In the U.S., the macro environment still looks reasonable for stocks as unemployment remains low and consumer sentiment is strong. However, late cycle dynamics, geopolitical developments, and trade-related issues may drive volatility and hinder multiple expansion. Lacking multiple expansion, any increase in equity prices will have to come from earnings growth, which is expected to only be modest in 2019 and 2020. Equity investments offering both income and possible capital appreciation, such as dividend-paying stocks, may be an appropriate addition to client portfolios as they have the potential to dampen downside risk yet still participate in the upside. An aggressive move into defensive names is probably not recommended as lower rates have left defensive stocks overvalued relative to their cyclical counterparts.
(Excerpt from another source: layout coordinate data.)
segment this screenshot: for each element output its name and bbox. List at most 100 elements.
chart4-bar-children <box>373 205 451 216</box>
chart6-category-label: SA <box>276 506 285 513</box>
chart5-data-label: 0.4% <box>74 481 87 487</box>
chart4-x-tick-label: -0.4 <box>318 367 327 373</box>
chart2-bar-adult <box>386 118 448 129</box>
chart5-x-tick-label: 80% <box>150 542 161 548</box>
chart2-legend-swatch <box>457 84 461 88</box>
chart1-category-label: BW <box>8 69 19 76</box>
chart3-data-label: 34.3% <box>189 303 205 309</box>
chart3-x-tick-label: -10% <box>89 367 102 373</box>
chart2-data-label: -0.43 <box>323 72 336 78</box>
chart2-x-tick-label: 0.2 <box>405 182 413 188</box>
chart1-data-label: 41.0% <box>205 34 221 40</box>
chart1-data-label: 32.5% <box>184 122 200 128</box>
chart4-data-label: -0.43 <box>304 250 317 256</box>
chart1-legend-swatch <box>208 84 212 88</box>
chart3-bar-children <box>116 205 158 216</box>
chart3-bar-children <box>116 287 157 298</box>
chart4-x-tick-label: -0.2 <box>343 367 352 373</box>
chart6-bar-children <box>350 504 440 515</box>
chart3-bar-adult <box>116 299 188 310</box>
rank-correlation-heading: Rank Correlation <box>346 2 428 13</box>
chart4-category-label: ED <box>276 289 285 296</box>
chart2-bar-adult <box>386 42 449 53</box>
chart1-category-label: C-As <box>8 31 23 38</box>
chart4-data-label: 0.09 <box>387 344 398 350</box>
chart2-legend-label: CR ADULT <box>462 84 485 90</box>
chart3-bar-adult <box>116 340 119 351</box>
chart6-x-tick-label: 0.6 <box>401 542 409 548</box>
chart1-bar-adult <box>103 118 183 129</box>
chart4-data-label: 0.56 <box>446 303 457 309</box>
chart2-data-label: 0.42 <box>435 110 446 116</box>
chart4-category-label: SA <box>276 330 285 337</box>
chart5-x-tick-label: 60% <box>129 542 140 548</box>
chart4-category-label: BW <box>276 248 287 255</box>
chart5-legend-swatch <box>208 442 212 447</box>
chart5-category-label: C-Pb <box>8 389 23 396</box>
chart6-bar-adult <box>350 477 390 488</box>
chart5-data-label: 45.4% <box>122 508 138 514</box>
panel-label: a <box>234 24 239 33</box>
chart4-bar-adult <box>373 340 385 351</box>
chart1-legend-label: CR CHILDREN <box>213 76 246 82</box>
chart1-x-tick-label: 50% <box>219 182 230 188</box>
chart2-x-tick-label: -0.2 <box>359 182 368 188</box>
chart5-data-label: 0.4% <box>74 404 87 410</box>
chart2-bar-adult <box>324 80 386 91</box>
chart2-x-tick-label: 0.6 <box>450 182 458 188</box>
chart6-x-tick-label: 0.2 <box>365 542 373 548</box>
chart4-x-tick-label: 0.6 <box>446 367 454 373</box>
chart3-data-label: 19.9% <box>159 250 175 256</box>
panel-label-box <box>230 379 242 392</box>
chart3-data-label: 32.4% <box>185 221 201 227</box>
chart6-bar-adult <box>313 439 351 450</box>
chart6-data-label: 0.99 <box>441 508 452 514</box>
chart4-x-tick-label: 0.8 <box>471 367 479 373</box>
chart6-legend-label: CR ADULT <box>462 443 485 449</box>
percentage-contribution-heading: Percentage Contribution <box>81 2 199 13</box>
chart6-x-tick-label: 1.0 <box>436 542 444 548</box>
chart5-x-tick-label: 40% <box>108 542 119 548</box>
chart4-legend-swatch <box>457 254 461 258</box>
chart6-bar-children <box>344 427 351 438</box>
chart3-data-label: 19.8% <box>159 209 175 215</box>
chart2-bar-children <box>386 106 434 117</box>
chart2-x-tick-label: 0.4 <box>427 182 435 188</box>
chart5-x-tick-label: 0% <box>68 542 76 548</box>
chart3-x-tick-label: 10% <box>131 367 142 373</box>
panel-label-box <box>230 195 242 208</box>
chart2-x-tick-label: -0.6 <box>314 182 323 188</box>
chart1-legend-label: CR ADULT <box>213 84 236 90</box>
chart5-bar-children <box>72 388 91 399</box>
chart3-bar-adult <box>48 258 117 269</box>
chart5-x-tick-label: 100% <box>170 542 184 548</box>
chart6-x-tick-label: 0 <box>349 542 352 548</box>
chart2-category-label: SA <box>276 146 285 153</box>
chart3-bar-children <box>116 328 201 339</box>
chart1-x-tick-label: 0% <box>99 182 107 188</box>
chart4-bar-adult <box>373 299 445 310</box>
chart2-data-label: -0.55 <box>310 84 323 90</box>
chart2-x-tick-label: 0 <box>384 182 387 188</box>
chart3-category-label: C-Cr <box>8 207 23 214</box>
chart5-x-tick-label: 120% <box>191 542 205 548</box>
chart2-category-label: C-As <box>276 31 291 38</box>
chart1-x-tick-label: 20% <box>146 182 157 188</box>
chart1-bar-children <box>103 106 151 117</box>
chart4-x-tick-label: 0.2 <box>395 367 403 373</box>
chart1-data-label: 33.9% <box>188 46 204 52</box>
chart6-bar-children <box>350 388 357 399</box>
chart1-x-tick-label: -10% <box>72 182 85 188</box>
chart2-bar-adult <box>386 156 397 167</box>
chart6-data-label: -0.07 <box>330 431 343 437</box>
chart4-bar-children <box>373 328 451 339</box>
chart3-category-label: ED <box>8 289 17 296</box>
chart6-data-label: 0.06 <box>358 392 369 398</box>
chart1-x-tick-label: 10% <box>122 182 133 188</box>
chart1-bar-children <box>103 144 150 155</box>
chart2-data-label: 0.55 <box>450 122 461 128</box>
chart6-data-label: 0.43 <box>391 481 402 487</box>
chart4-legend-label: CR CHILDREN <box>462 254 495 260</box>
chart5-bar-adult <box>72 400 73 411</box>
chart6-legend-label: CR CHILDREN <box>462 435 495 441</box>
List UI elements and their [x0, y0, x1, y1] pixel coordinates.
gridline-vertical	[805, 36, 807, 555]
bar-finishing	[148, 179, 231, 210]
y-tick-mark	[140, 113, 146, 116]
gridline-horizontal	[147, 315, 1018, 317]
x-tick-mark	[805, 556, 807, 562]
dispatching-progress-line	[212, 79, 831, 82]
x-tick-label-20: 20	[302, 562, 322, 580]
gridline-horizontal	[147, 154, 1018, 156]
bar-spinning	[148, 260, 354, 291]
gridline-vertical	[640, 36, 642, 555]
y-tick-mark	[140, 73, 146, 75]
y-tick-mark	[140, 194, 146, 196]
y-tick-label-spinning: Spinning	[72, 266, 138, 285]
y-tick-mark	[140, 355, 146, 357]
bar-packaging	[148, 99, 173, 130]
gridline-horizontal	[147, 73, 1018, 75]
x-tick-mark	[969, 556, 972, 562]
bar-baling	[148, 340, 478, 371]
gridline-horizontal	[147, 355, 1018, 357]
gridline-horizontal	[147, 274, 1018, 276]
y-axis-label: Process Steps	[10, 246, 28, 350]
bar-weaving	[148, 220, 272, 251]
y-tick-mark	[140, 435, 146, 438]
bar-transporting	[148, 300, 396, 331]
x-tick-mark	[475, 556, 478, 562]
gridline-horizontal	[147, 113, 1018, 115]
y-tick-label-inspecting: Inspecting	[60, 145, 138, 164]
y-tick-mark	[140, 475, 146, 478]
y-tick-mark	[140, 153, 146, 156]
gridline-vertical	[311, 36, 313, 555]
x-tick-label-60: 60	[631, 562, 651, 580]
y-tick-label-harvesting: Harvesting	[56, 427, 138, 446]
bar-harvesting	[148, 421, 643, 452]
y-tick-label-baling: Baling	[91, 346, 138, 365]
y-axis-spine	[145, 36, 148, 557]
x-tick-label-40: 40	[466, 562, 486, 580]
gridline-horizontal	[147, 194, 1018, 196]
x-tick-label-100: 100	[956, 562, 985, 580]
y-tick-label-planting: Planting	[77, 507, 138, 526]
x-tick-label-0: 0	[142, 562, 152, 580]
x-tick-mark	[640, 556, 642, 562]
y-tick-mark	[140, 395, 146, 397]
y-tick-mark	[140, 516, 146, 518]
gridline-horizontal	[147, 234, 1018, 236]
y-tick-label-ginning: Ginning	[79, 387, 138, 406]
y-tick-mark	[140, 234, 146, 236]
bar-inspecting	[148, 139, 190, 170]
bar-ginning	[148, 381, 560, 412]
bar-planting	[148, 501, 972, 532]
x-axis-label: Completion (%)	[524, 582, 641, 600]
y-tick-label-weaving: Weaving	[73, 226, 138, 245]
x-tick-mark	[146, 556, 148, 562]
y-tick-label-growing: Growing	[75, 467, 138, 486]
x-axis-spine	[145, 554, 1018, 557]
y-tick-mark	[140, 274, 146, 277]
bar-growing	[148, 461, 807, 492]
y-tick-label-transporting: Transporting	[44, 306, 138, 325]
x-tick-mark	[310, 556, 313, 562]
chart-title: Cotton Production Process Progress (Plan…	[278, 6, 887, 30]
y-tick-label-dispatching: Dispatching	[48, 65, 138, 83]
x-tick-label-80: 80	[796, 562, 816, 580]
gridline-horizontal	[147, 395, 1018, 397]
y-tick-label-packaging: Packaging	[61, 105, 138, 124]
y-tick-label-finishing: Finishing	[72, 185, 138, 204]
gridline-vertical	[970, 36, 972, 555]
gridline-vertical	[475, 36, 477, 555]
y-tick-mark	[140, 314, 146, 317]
Remaining neutral on developed international equity markets seems to make sense. Early in the year, sentiment improved as it appeared global economic growth would soon stabilize. This positive sentiment was disrupted, however, as trade tensions escalated in May. For the remainder of 2019, lingering trade concerns will continue to dampen global business and investor sentiment. Economic and earnings growth is expected to remain subpar, multiples are likely to be capped, and volatility should continue. Therefore, the upside for international equities may be limited in the short term. Longer term, however, current trade concerns do not change the international story. Growth in Europe should improve, and Chinese stimulus along with central bank easing are positives for the Asia-Pacific outlook. Investors with a below benchmark allocation to international equities may want to consider increasing their exposure as volatile markets offer attractive relative valuations.
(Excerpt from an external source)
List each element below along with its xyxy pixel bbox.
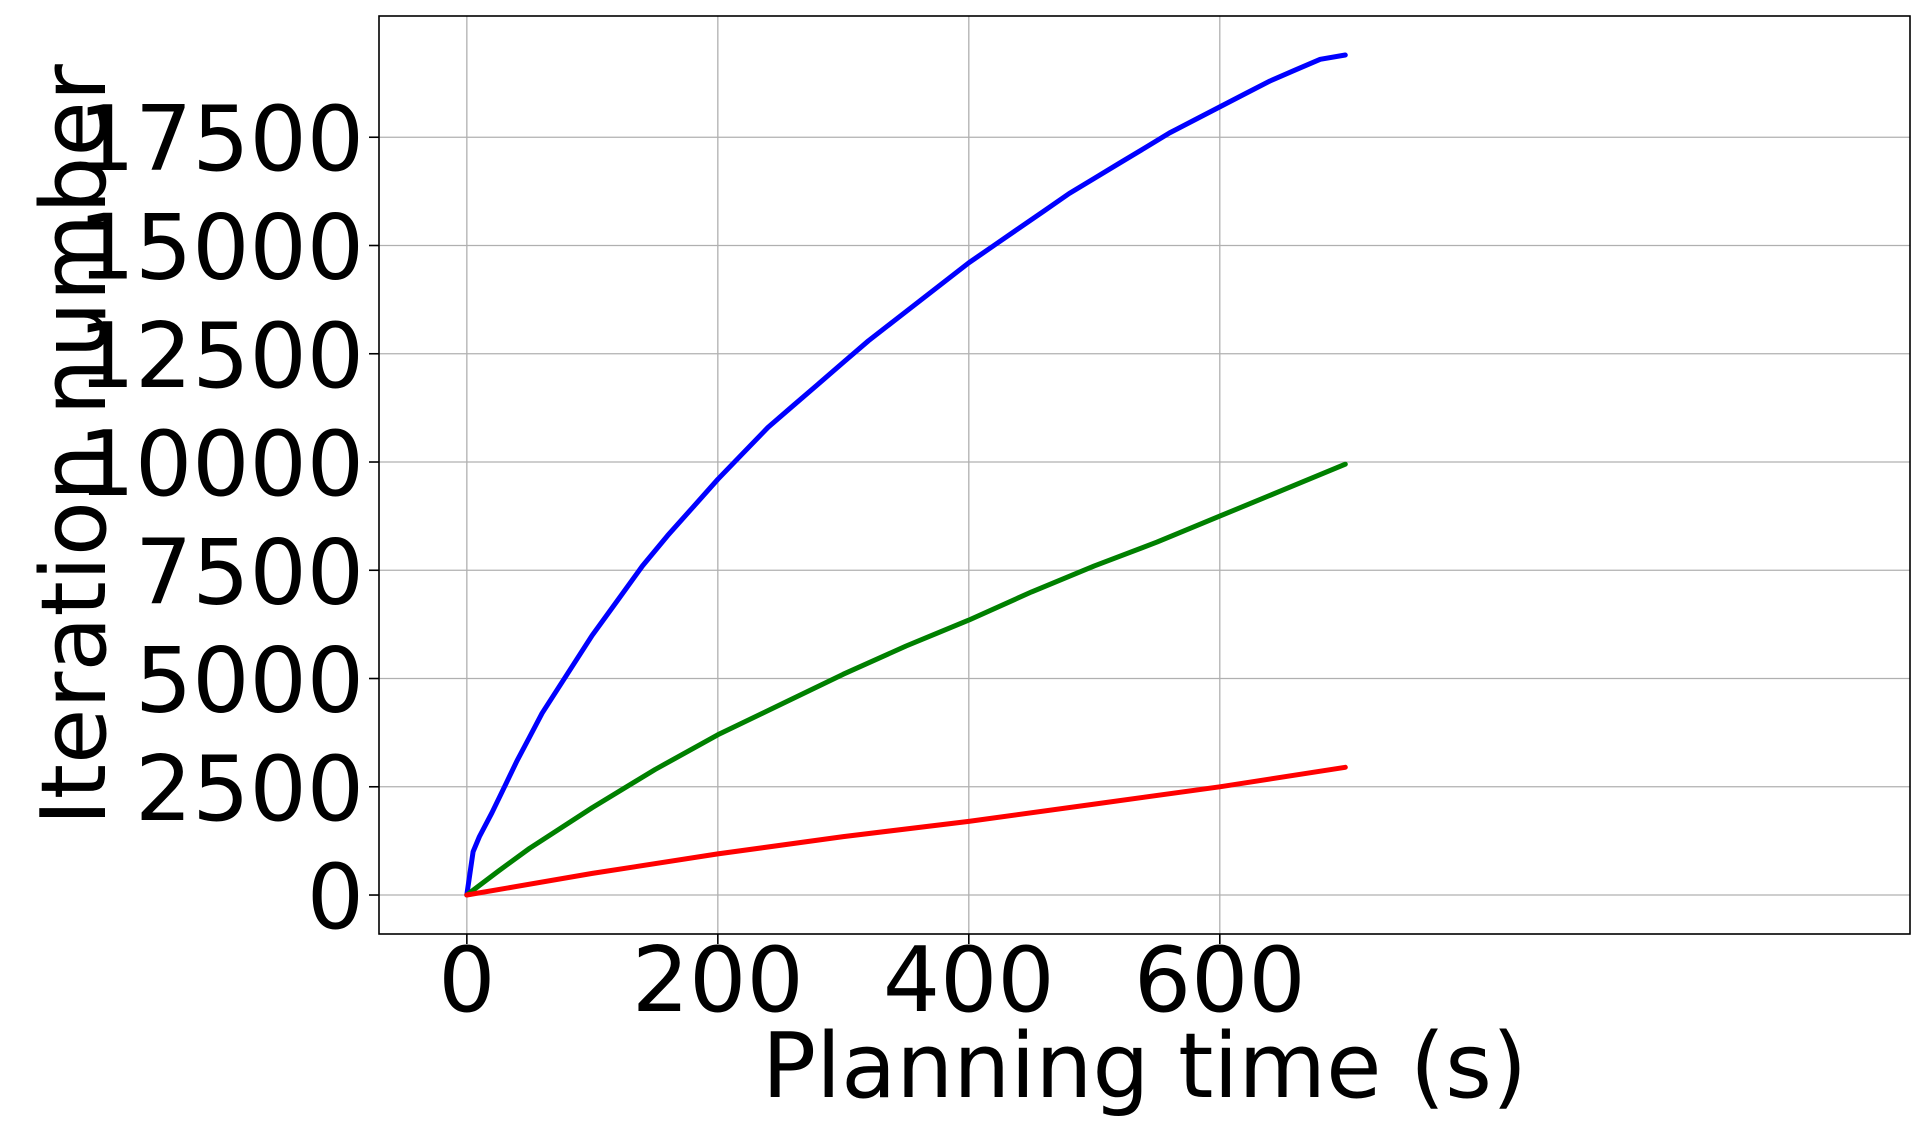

Remaining neutral on emerging markets also would appear to be the commonsense investment approach. Again, near term caution is warranted given existing trade policy uncertainty. In the intermediate term, however, emerging markets are expected to benefit from the Chinese stimulus as well as currency appreciation relative to the U.S. dollar. And long term, emerging markets offer a rapidly growing middle class that should drive above-average economic and earnings growth. Today, investors with a longer-term time horizon have the opportunity to take advantage of favorable valuations with the expectation of significant tailwinds in the future.
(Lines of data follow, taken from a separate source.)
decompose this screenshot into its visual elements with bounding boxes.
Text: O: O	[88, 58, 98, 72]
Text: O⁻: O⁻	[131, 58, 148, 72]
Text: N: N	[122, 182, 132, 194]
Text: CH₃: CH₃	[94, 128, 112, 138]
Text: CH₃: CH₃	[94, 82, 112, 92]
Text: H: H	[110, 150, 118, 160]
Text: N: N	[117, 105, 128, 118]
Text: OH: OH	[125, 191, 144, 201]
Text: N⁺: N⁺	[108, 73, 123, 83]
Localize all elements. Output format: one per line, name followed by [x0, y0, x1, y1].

Impacting fixed income markets, global central banks are widely expected to be accommodative in the face of deteriorating economic data. Investors who have been prepared for rising rates should consider the possibility of falling rates given the potential monetary policy changes. High quality fixed income holdings have the potential to serve as a critical portfolio ballast during late cycle periods. In this environment, it is important that investors fully understand their fixed income holdings as widely held, higher-yielding securities are often more highly correlated to equities and less effective as portfolio ballast. As the economy and earnings growth slows, bond portfolios may benefit from an emphasis on higher credit quality. High yield credit is expensive and losing cycle support.